А в соседнем переулке
Тишина, и лень, и дрема.
Все живое на прогулке,
И одни старушки дома.
Садик. Домик чуть заметен.
На скамье у старой елки
В упоенье новых сплетен
Две седые балаболки.
«Шмит к Серовой влез в окошко…
А еще интеллигенты!
Ночью, к девушке, как кошка…
Современные… Студенты!»
<1908>
Два желания
1
Жить на вершине голой,
Писать простые сонеты
И брать от людей из дола
Хлеб, вино и котлеты.
Сжечь корабли и вперед, и сзади,
Лечь на кровать, не глядя ни на что,
Уснуть без снов и, любопытства ради,
Проснуться лет через сто.
<1909>
Обстановочка
Ревет сынок.

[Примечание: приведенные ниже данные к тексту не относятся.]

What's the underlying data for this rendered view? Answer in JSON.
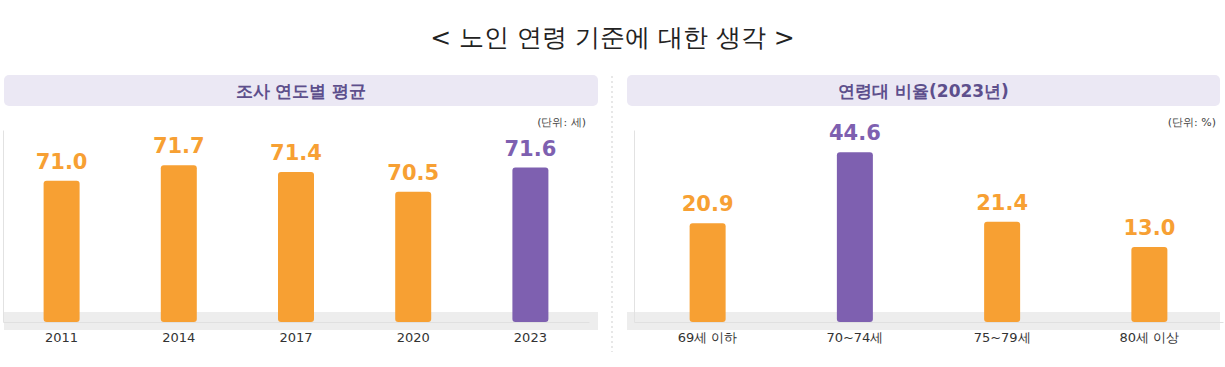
{
  "title": "< 노인 연령 기준에 대한 생각 >",
  "chart_data": [
    {
      "type": "bar",
      "title": "조사 연도별 평균",
      "annotations": [
        "(단위: 세)"
      ],
      "categories": [
        "2011",
        "2014",
        "2017",
        "2020",
        "2023"
      ],
      "values": [
        71.0,
        71.7,
        71.4,
        70.5,
        71.6
      ],
      "value_labels": [
        "71.0",
        "71.7",
        "71.4",
        "70.5",
        "71.6"
      ],
      "colors": [
        "#f7a033",
        "#f7a033",
        "#f7a033",
        "#f7a033",
        "#7e60b0"
      ],
      "ylim": [
        64.6,
        73.3
      ],
      "grid": false,
      "data_labels": true,
      "tick_labels": "x"
    },
    {
      "type": "bar",
      "title": "연령대 비율(2023년)",
      "annotations": [
        "(단위: %)"
      ],
      "categories": [
        "69세 이하",
        "70~74세",
        "75~79세",
        "80세 이상"
      ],
      "values": [
        20.9,
        44.6,
        21.4,
        13.0
      ],
      "value_labels": [
        "20.9",
        "44.6",
        "21.4",
        "13.0"
      ],
      "colors": [
        "#f7a033",
        "#7e60b0",
        "#f7a033",
        "#f7a033"
      ],
      "ylim": [
        -12,
        52
      ],
      "grid": false,
      "data_labels": true,
      "tick_labels": "x"
    }
  ]
}
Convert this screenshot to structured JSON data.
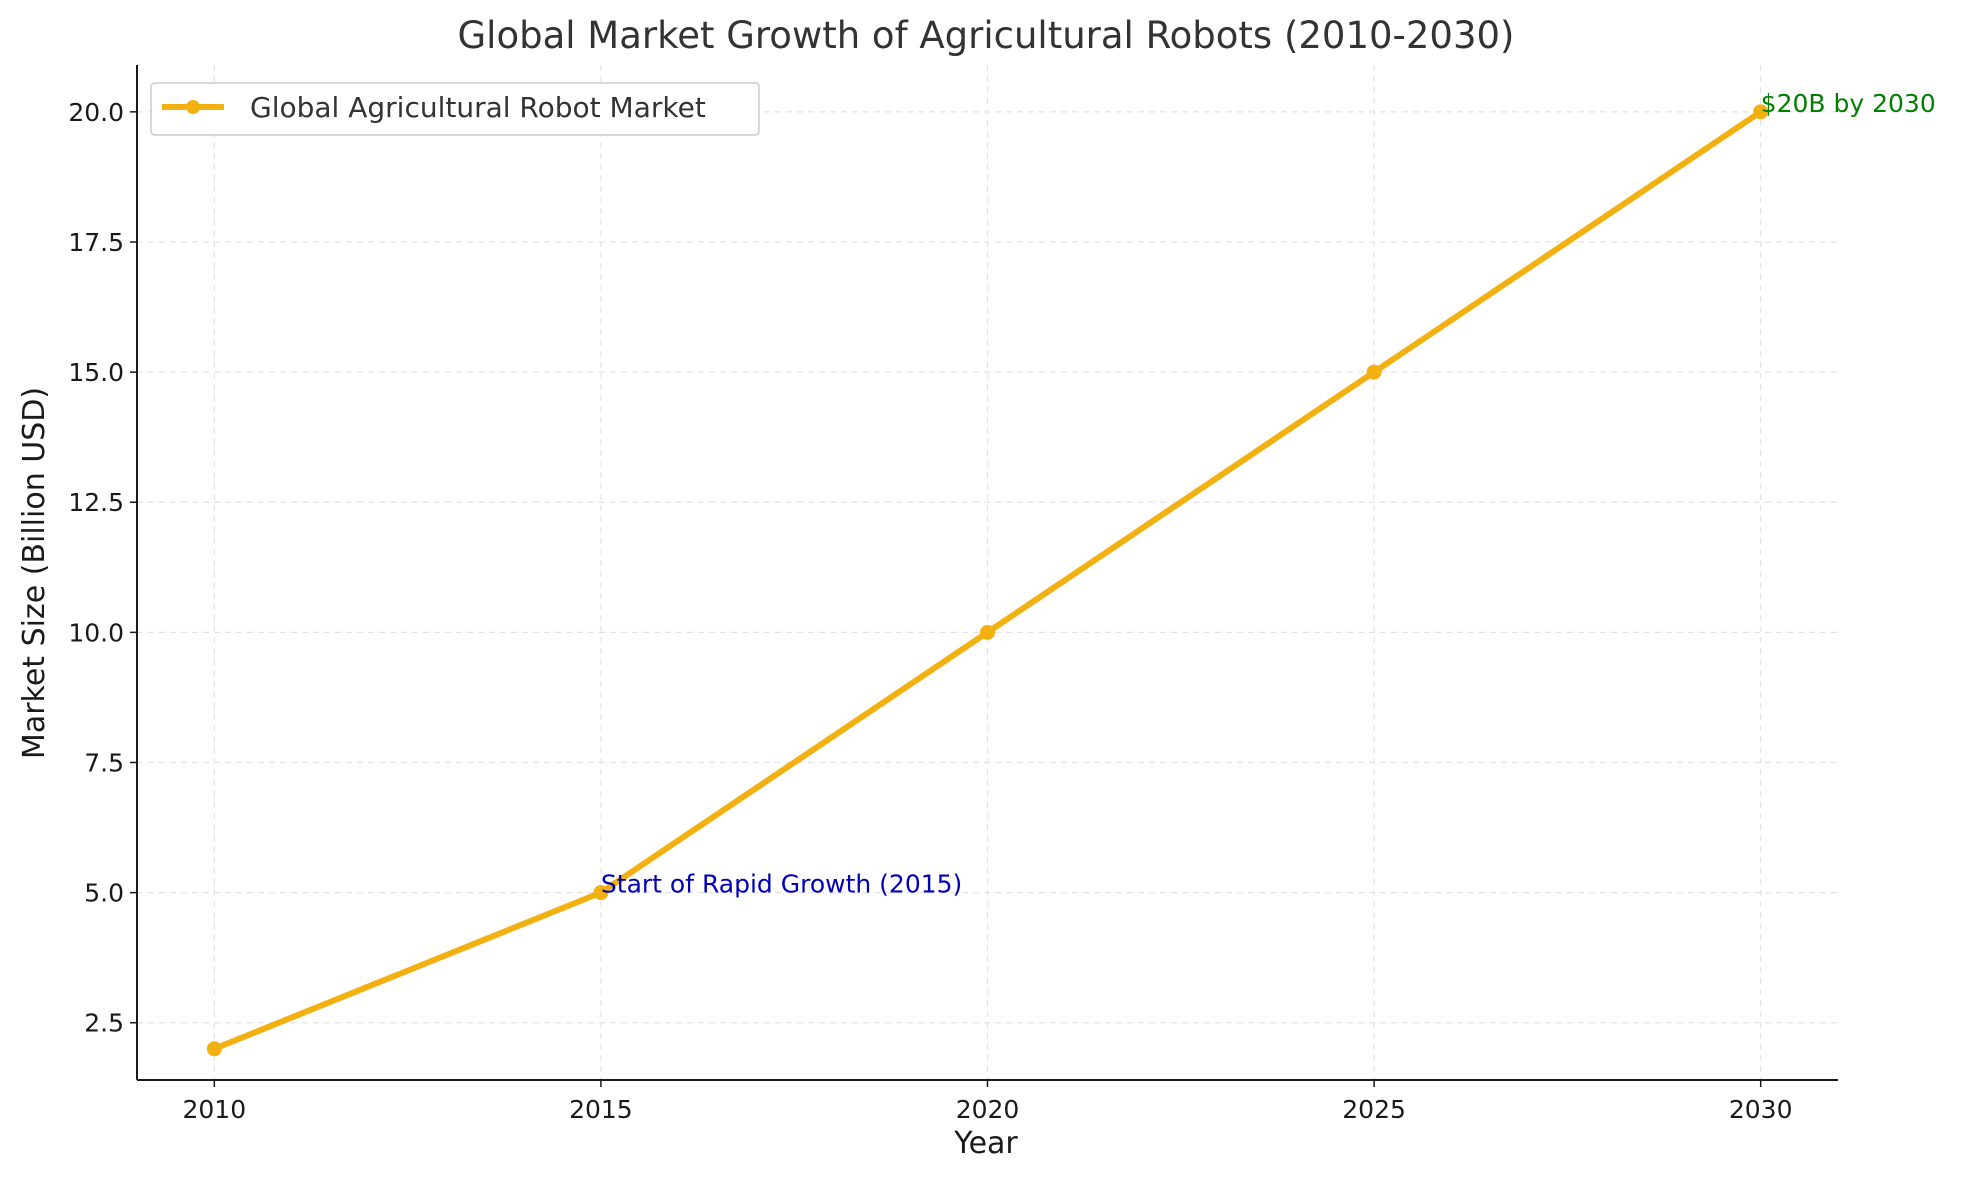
{
  "chart_data": {
    "type": "line",
    "title": "Global Market Growth of Agricultural Robots (2010-2030)",
    "xlabel": "Year",
    "ylabel": "Market Size (Billion USD)",
    "x": [
      2010,
      2015,
      2020,
      2025,
      2030
    ],
    "series": [
      {
        "name": "Global Agricultural Robot Market",
        "values": [
          2,
          5,
          10,
          15,
          20
        ],
        "color": "#f2b011",
        "marker": "circle"
      }
    ],
    "xlim": [
      2009,
      2031
    ],
    "ylim": [
      1.4,
      20.9
    ],
    "xticks": [
      "2010",
      "2015",
      "2020",
      "2025",
      "2030"
    ],
    "yticks": [
      "2.5",
      "5.0",
      "7.5",
      "10.0",
      "12.5",
      "15.0",
      "17.5",
      "20.0"
    ],
    "grid": true,
    "legend_position": "top-left",
    "annotations": [
      {
        "text": "Start of Rapid Growth (2015)",
        "x": 2015,
        "y": 5,
        "color": "#0000bb"
      },
      {
        "text": "$20B by 2030",
        "x": 2030,
        "y": 20,
        "color": "#008000"
      }
    ]
  }
}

Побит за двойку с плюсом,
Жена на локоны взяла последний рубль,
Супруг, убитый лавочкой и флюсом,
Подсчитывает месячную убыль.
Кряхтят на счетах жалкие копейки:
Покупка зонтика и дров пробила брешь,
А розовый капот из бумазейки
Бросает в пот склонившуюся плешь.
Над самой головой насвистывает чижик
(Хоть птичка божия не кушала с утра),
На блюдце киснет одинокий рыжик,
Но водка выпита до капельки вчера.
Дочурка под кроватью ставит кошке клизму,
В наплыве счастия полуоткрывши рот,
И кошка, мрачному предавшись пессимизму,
Трагичным голосом взволнованно орет.
Безбровая сестра в облезлой кацавейке
Насилует простуженный рояль,
А за стеной жиличка-белошвейка
Поет романс: «Пойми мою печаль».
Как не понять? В столовой тараканы,
Оставя черствый хлеб, задумались слегка,
В буфете дребезжат сочувственно стаканы,
И сырость капает слезами с потолка.
<1909>
Городская сказка
Профиль тоньше камеи,
Глаза как спелые сливы,
Шея белее лилеи,
И стан как у леди Годивы.
Деву с душою бездонной,
Как первая скрипка оркестра, —
Недаром прозвали мадонной
Медички шестого семестра.
Пришел к мадонне филолог,
Фаддей Симеонович Смяткин.
Рассказ сой будет недолог:
Филолог влюбился по пятки.
Влюбился жестоко и сразу
В глаза ее, губы и уши,
Цедил за фразою фразу,
Томился, как рыба на суше.
Хотелось быть ее чашкой,
Братом ее или теткой,
Ее эмалевой пряжкой
И даже зубной ее щеткой!..
«Устали, Варвара Петровна?
О, как дрожат ваши ручки!» —
Шепнул филолог любовно,
А в сердце вонзились колючки.
«Устала. Вскрывала студента:
Труп был жирный и дряблый.
Холод… Сталь инструмента.
Руки, конечно, иззябли.
Потом у Калинкина моста
Смотрела своих венеричек.
Устала: их было дó ста.
Что с вами? Вы ищете спичек?
Спички лежат на окошке.
Ну вот. Вернулась обратно,
Вынула почки у кошки
И зашила ее аккуратно.
Затем мне с подругой достались
Препараты гнилой пуповины.
Потом… был скучный анализ:
Выделенье в моче мочевины…
Ах, я! Прошу извиненья:
Я роль хозяйки забыла —
Коллега! Возьмите варенья, —
Сама сегодня варила».
Фаддей Симеонович Смяткин
Сказал беззвучно: «Спасибо!»
А в горле ком кисло-сладкий
Бился, как в неводе рыба.
Не хотелось быть ее чашкой,
Ни братом ее и ни теткой,
Ни ее эмалевой пряжкой,
Ни зубной ее щеткой!
<1909>
Недержание
У поэта умерла жена…
Он ее любил сильнее гонорара!
Скорбь его была безумна и страшна —
Но поэт не умер от удара.
После похорон пришел домой — до дна
Весь охвачен новым впечатленьем —
И спеша родил стихотворенье:
«У поэта умерла жена».
<1909>
Трагедия
(К вопросу о «кризисе современной русской литературы»)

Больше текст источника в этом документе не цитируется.